In the spring of 2020, I began experimenting with cyanotype printmaking, an alternative photographic process first developed in 1842. I focused on creating prints of flowers, ferns, and other botanical specimens I found on walks in the park near my apartment — all in the shades of blue that are the hallmark of cyanotype prints.
The choice of an antiquated medium characterized by a single color was odd and rather limiting, at first. The finished print lacks the dimensionality of the original specimen, preserving some aspects of its structure and obscuring others; at the same time, the blue tones of the print replace the original’s familiar colors.
But I’ve come to regard cyanotype’s constraints with a certain gratitude. They have demanded I take a curious, experimental attitude to beauty:
Would this texture be apparent in a print?
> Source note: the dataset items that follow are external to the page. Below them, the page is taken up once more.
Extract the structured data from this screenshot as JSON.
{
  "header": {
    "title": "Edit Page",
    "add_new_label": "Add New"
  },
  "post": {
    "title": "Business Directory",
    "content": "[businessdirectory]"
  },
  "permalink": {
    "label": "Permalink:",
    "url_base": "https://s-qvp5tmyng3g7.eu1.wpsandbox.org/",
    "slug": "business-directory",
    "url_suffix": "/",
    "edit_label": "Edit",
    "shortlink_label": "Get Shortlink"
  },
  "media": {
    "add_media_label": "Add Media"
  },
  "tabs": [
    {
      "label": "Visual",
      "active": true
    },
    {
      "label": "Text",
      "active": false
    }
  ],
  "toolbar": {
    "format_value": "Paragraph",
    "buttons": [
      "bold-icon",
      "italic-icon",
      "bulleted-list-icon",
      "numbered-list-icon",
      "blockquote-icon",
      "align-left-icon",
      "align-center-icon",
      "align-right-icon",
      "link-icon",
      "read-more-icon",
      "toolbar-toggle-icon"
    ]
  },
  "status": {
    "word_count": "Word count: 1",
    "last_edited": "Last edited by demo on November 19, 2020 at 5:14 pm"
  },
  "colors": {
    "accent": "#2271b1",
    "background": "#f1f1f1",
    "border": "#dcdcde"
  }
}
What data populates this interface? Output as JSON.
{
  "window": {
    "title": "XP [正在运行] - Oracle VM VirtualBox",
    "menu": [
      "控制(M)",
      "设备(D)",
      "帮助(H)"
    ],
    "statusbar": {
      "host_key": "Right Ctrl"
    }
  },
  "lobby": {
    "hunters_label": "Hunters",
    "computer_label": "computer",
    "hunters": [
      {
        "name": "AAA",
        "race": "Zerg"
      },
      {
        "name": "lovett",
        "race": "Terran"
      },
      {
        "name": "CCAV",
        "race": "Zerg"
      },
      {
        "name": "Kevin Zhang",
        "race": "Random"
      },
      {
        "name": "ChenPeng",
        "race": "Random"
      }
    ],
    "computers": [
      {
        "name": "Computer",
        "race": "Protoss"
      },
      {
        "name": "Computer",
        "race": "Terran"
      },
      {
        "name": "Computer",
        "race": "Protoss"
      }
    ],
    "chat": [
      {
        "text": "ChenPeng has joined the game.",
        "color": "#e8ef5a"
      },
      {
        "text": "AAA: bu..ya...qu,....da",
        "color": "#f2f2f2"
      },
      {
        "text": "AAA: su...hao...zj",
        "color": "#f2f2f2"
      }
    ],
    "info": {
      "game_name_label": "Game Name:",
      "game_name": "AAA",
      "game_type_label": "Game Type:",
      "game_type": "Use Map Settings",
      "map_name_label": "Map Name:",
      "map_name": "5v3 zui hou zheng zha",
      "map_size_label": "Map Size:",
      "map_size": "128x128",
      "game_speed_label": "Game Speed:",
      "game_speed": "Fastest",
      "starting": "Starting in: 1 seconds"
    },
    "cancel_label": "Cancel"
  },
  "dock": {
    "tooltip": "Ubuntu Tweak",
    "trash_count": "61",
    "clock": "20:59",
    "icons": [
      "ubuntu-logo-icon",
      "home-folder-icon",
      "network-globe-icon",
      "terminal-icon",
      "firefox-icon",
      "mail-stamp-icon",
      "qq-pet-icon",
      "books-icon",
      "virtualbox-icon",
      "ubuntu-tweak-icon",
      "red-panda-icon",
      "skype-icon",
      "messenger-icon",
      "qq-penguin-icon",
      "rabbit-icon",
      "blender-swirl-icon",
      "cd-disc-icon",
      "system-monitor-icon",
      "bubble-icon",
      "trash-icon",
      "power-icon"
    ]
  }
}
What would a simple silhouette of this stem look like?
Often, a flower that seems particularly beautiful at first glance would produce a far less interesting print than its apparently plainer cousin. For me, the process of creating the prints renders both the specimen and the resulting print somehow stranger and worthy of closer attention.
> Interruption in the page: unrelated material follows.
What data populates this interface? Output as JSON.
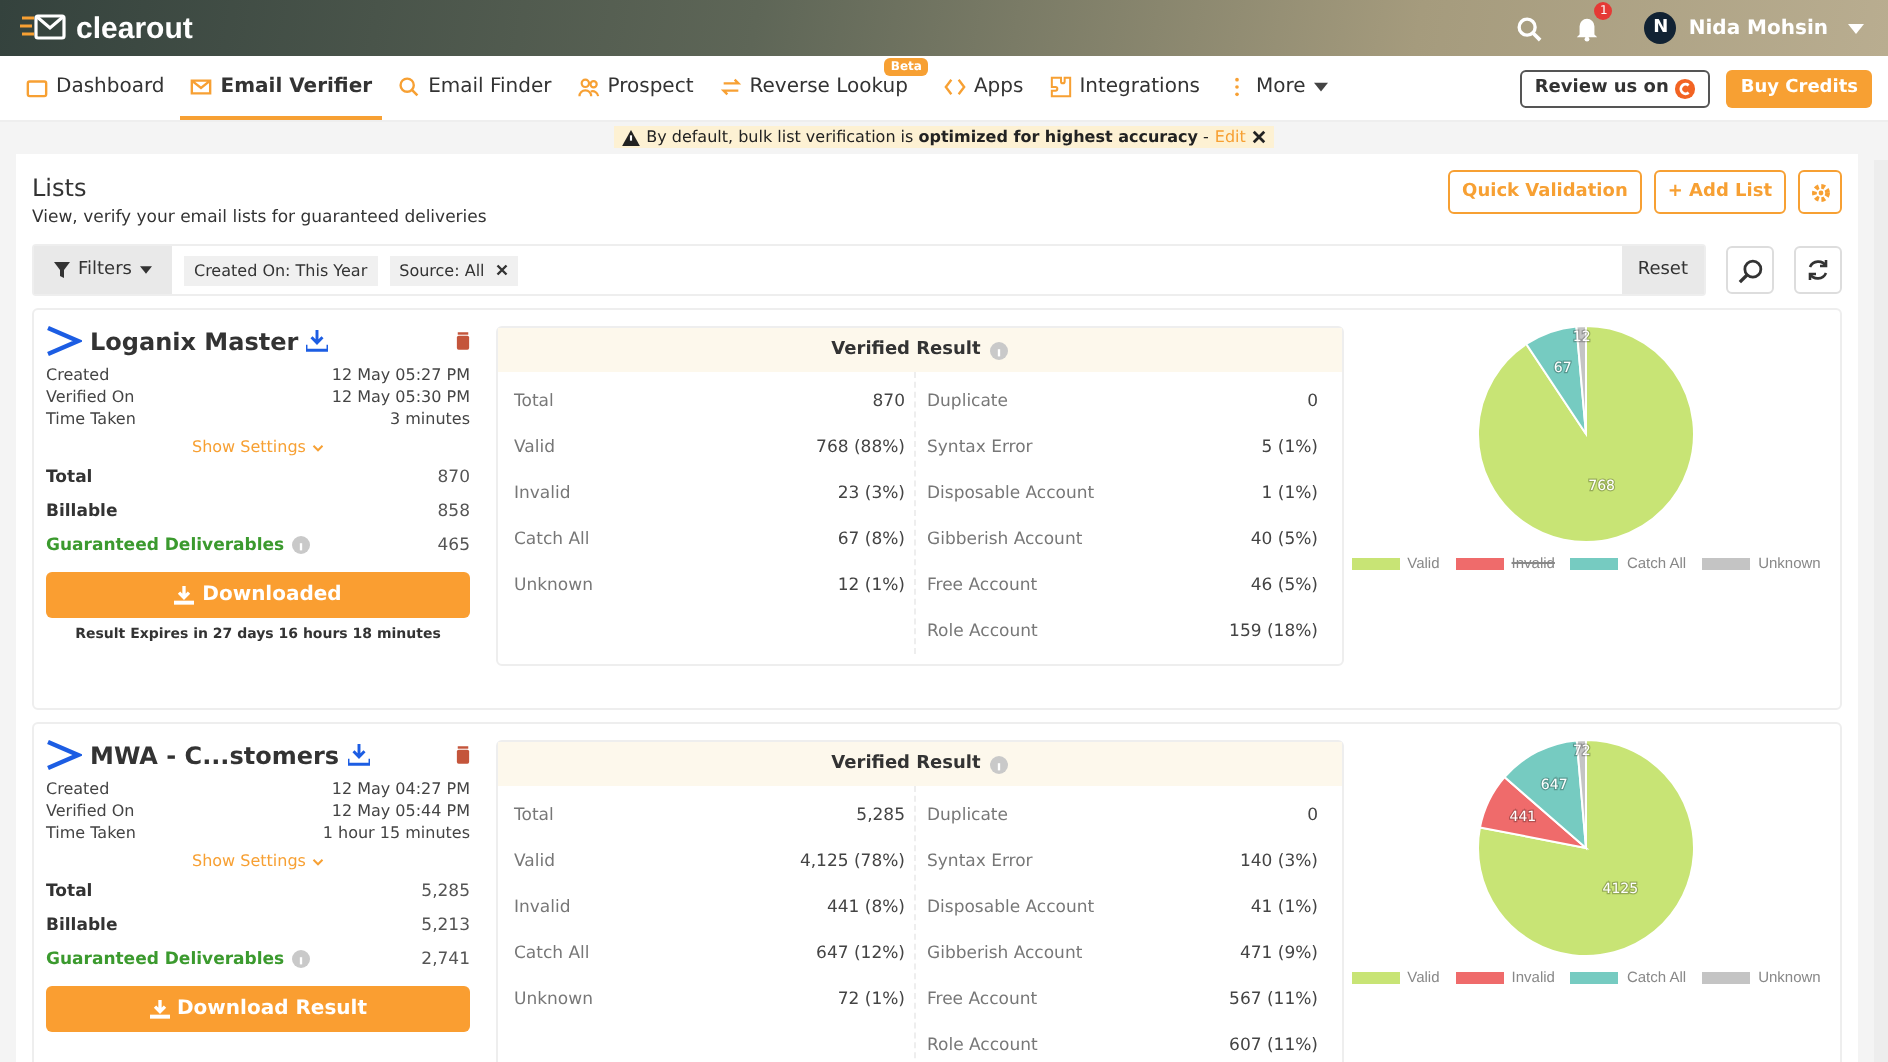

Although my experimentation with cyanotypes has often shown me the value of an inquisitive attention to beauty, I find I still need frequent reminders. In July of this year, I found several poppy mallow blooms on one of my walks. They are fairly common in my area — pretty and delicate, but not unique or particularly remarkable. I picked three, pressed them, and promptly forgot about them until the middle of October. At that point, under the influence of a sudden urge to clear out specimens I did not anticipate using for future prints, I finally attempted to print a cyanotype with one of the dried poppy mallows. The result was completely unexpected: the center of the printed bloom displayed a pattern like rays of light behind the more obvious star shape of the sepal.
“This is,” in the words of historian Helen Waddell, “that strangeness without which beauty is not made perfect”: a strangeness that follows from looking closely a moment longer than pragmatism requires, and allowing ourselves to be startled by the elegance of what we see. My habit — our habit, culturally — is to hustle from one thing to the next, often with headphones on and eyes straight ahead, not pausing to take in my present surroundings. I want to reject that impulse, to pay such close attention to the place I find myself in that its beauty startles me. Such attention grows into love.
If I find it easy to love a poppy mallow for its strange, outrageous beauty, I am keenly aware that this love is nothing more than a response to the greater Love that created beauty. For me, the extravagant beauty of the poppy mallow stands as a testament to the extravagance of the love of God. On days when I struggle to see the pattern of God’s love in my own life, I am able to look at a poppy mallow and trust that if He has poured so much love and beauty into it, He must extend the same to me, and I am able to respond in love.
Beauty is a place where these two loves — my small one and God’s great one — can meet, and I can receive the extravagance of the love of God, one poppy mallow at a time.